Venezuela is one of Latin America’s riskiest countries. While Hugo Chavez, Venezuela’s mercurial president, has frightened off all but the hardiest investors with his economic nationalism, anti-American tirades and overtures to unsavory leaders of other oil-rich states such as Libya and Iraq, an active program of legislation is underway to restructure foreign investment laws. And some investors have been willing to place their bets that Venezuela is a country where they can do business.
AES was one such investor. It took a long-term view on Venezuela when it bought Electricidad de Caracas last year in a $1.66 billion hostile takeover. It has also recently launched another $1.4 billion unsolicited takeover bid for Venezuela’s national telephone company Compania Anonima Nacional de Telefonos de Venezuela (CANTV). But is this below-book value offer a confirmation of AES’s continued interest in Venezuela? Or is it an attempt to force a counter offer from existing investors, Telefonica and Verizon, and cash out of its stake in the Venworld Consortium? It could well be the latter given Chavez’s latest legislative efforts.

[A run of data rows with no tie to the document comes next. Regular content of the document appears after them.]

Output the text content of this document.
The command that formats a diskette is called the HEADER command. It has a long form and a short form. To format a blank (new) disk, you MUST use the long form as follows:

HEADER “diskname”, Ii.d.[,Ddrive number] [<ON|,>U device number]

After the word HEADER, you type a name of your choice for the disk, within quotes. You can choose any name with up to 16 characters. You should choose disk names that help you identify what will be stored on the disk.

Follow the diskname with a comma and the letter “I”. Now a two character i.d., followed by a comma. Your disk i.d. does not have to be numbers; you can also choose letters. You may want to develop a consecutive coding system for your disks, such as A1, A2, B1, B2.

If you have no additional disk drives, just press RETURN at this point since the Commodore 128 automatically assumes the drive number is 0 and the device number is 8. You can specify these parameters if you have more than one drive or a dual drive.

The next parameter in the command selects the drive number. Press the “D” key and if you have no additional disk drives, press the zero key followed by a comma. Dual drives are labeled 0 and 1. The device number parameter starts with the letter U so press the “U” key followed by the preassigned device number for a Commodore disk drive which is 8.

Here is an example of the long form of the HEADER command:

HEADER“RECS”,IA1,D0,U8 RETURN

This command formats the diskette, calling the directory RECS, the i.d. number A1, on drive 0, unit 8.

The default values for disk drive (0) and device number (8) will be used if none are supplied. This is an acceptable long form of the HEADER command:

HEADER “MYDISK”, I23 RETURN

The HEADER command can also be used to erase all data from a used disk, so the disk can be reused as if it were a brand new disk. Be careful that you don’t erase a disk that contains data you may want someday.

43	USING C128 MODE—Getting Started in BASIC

Just as multinational energy companies were getting comfortable with investing in oil exploration and development projects, President Chavez decided to raise royalty taxes from 16% to 30% in a new Hydrocarbons law, expected to be passed by the national executive in mid-November (see Promulgations page 8). Chavez awarded himself
special enabling powers to speed up legislation. The law would require Venezuela’s national petroleum company Petroleos de Venezuela (PDVSA) to take a 51% stake in all future oil exploration projects, something PDVSA would find practically impossible to do given the enormous up-front investment and high risk involved in offshore oil exploration.
The hydrocarbon law may successfully raise cash in the short-term but threatens to damage Venezuela’s already fragile relationship with multinational investors in the long-term. Venezuela will need these multinationals if it wants to start developing another highly lucrative industry; natural gas. Venezuela has vast natural gas reserves off its coast and Chavez is already indicating that natural gas will fall under the new hydrocarbons law and not the Organic Gaseous Hydrocarbon law as it has done in the past. The country is already losing investment to another oil producing neighbor: Trinidad & Tobago. President Chavez needs to realize that foreign investors will come to Venezuela only when they trust there is a democratic process for establishing the rule of law. Changing the law arbitrarily to serve short-term fiscal objectives, without any indication that the long-term concerns of foreign investors have been considered, is a recipe for disaster. If in any doubt, look over the border into neighboring Brazil to see how restrictive legislation can drive investors away and, at least in Brazil’s case, sink a country into an energy crisis.